Now, you'll say, "I've seen fantastic Mendelian randomization data on heart disease as well as on possibly mental health. What about the trials?" The trials were disappointing, but there was a reason in every instance. Torcetrapib had an off-target effect that is never seen again. That drug actually raised blood pressure also in animals that didn't have any CETP. What was seen with the torcetrapib trial had nothing to do with CETP. The second drug didn't lower LDL, and we now know that if you don't lower LDL, there's no reduction in heart disease. The third drug was a trial, was underpowered, too short, stopped too early, and that was basically a design failure. The fourth trial actually did work, the REVEAL study, but it was a modest effect. The misunderstanding is that that modest effect is the consequence of some failure, and that's absolutely not true.
Follow me slowly through the numbers here on the right-hand side. The baseline LDL in reveal was 60 milligram. The LDL lowering of the drug was only 17%. If you multiply the two, you end up with 11 milligram per deciliter absolute LDL reduction. You take that 11 milligram, you go to the left and you put it on the CTT meta-aggression line, and then you take the arrow to the left and you'll end up at 9%. The 11 milligram predicted at 9%, and what came out of the trial, 9% MACE. Although that's modest benefit, it's exactly what you get for that somewhat miserable LDL reduction. This trial was not a failure. Actually, it validated that CETP inhibition lowers heart attacks and strokes through LDL lowering.
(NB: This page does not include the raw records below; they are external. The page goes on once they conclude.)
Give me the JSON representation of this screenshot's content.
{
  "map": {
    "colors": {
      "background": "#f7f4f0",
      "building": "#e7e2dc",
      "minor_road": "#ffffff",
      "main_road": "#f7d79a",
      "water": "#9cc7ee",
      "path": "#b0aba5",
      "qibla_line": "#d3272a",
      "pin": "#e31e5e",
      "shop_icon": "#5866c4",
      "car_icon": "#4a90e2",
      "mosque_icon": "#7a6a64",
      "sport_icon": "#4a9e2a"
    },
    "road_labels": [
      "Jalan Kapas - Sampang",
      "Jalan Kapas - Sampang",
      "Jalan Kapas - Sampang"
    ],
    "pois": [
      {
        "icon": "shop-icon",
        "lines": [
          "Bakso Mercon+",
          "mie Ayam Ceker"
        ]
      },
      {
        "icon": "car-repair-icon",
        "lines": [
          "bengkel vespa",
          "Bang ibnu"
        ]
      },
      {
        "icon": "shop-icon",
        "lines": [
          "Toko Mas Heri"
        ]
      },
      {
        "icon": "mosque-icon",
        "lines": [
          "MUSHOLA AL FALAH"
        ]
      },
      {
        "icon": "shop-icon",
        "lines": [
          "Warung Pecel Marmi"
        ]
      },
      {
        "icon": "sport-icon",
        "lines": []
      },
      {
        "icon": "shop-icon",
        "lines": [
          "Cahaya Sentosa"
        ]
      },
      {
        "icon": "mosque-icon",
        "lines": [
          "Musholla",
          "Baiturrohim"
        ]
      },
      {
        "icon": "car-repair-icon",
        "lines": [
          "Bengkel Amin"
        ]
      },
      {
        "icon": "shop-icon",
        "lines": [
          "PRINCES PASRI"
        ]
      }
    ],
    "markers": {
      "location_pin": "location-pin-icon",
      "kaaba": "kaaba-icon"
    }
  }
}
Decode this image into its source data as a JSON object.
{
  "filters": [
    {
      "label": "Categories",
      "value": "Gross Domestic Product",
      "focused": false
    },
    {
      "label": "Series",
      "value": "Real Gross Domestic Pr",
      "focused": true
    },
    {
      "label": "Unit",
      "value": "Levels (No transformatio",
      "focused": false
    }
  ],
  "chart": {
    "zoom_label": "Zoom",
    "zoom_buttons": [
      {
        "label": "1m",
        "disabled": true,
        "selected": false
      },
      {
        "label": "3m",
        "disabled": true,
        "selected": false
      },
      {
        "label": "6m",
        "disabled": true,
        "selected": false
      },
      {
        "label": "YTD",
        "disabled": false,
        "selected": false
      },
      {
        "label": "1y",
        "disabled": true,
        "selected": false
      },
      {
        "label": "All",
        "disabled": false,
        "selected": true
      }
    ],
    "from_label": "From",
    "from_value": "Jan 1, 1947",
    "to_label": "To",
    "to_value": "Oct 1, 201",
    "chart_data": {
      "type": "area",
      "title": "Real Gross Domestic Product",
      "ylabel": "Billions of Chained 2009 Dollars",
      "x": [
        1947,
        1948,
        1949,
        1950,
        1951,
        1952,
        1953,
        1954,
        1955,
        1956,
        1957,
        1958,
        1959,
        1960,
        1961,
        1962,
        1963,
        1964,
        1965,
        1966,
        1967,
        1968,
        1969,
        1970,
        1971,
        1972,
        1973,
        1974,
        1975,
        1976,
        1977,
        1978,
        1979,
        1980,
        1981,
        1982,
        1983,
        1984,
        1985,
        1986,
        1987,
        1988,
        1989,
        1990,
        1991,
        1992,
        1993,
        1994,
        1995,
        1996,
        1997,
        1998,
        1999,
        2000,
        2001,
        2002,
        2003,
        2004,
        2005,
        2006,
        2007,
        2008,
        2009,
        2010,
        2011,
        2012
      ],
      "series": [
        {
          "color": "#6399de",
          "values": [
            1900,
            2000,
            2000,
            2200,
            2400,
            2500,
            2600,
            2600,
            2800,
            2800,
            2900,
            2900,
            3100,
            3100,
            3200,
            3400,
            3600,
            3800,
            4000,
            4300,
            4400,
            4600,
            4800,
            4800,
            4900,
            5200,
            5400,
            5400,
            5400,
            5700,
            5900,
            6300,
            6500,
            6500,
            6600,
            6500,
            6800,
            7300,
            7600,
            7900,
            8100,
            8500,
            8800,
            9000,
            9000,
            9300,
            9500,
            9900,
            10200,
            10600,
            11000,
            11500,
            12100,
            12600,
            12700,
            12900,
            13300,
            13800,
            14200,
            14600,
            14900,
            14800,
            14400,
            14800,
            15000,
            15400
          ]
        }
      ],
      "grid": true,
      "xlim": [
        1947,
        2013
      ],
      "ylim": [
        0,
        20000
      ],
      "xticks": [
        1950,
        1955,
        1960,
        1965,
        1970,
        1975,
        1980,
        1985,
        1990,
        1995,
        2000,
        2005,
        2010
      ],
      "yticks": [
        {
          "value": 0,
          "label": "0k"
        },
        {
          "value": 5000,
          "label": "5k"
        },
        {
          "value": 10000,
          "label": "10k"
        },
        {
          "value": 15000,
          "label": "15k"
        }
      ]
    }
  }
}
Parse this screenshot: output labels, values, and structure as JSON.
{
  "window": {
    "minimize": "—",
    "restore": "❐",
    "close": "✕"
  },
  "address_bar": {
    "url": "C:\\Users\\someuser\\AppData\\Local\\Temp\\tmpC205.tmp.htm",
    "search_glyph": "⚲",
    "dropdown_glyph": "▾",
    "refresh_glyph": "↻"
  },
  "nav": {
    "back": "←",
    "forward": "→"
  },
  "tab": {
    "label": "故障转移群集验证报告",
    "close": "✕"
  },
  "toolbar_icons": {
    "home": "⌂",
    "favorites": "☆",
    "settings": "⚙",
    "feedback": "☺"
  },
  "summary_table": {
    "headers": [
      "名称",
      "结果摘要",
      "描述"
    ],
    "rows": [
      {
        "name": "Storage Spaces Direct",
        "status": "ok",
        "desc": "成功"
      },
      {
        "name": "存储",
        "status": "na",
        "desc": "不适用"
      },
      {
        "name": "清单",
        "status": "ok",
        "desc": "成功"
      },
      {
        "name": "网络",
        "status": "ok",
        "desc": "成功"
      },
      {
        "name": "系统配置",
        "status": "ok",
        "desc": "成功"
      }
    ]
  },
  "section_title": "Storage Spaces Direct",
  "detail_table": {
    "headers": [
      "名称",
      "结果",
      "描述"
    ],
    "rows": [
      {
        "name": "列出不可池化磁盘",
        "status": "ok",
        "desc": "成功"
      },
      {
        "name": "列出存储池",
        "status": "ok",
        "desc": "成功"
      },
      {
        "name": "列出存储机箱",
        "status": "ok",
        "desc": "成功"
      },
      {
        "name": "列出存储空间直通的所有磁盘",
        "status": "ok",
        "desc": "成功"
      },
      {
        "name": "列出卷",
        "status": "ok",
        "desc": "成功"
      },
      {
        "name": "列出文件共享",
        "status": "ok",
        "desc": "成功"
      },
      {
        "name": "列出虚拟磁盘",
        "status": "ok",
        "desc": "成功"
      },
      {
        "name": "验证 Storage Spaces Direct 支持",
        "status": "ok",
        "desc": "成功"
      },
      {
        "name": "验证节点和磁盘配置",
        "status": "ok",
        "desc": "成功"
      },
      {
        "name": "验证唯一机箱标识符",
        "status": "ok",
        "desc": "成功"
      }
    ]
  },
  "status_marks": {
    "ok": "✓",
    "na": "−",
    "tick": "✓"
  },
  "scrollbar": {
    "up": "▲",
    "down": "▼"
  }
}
Then as a last entry into this field, there's still a lot of confusion about the role of the HDL increase. In the REVEAL trial, the same trial that I just discussed, there were 30,000 patients. 15,000 were on the CETP inhibitor at 100 milligram per day. Their HDL was raised exactly by one millimole. What you can do is you can take that one millimole increase and see whether it's related to any side effect at all at the end of the four years and there was no relation whatsoever. The next thing that you then can do is to take that one millimole increase and mimic lifelong exposure to that one millimole increase. Then you see here, that's the graph on the slide, all-cause mortality and cardiovascular mortality, it's not significant, but the point estimates are definitely below the line of unity. If anything, there's a slight possibility that there's even an improvement. In objective terms, there is no relation between that HDL increase and any harm. There might even be possibly some reason to think that it might be good. I think we now understand that CETP inhibition works through LDL, that the HDL increase is completely safe and has basically no effect on heart attacks. That HDL increase might be related to some of the benefit we're seeing in terms of cognition.
With that, I have our conclusions. There's now overwhelming genomic evidence that low CETP activity leads to low cardiovascular risk. The cardiovascular benefit of that low activity goes through LDL. We now have seen large Mendelian randomization data to suggest that it's not only lower LDL, lower heart attacks, but also lower neurodegeneration. We have a good rationale why the first three CETP inhibitors did not demonstrate the benefit, but the fourth did. I think all of these data combined support further investigation of the CETP inhibitor class. Thank you very much.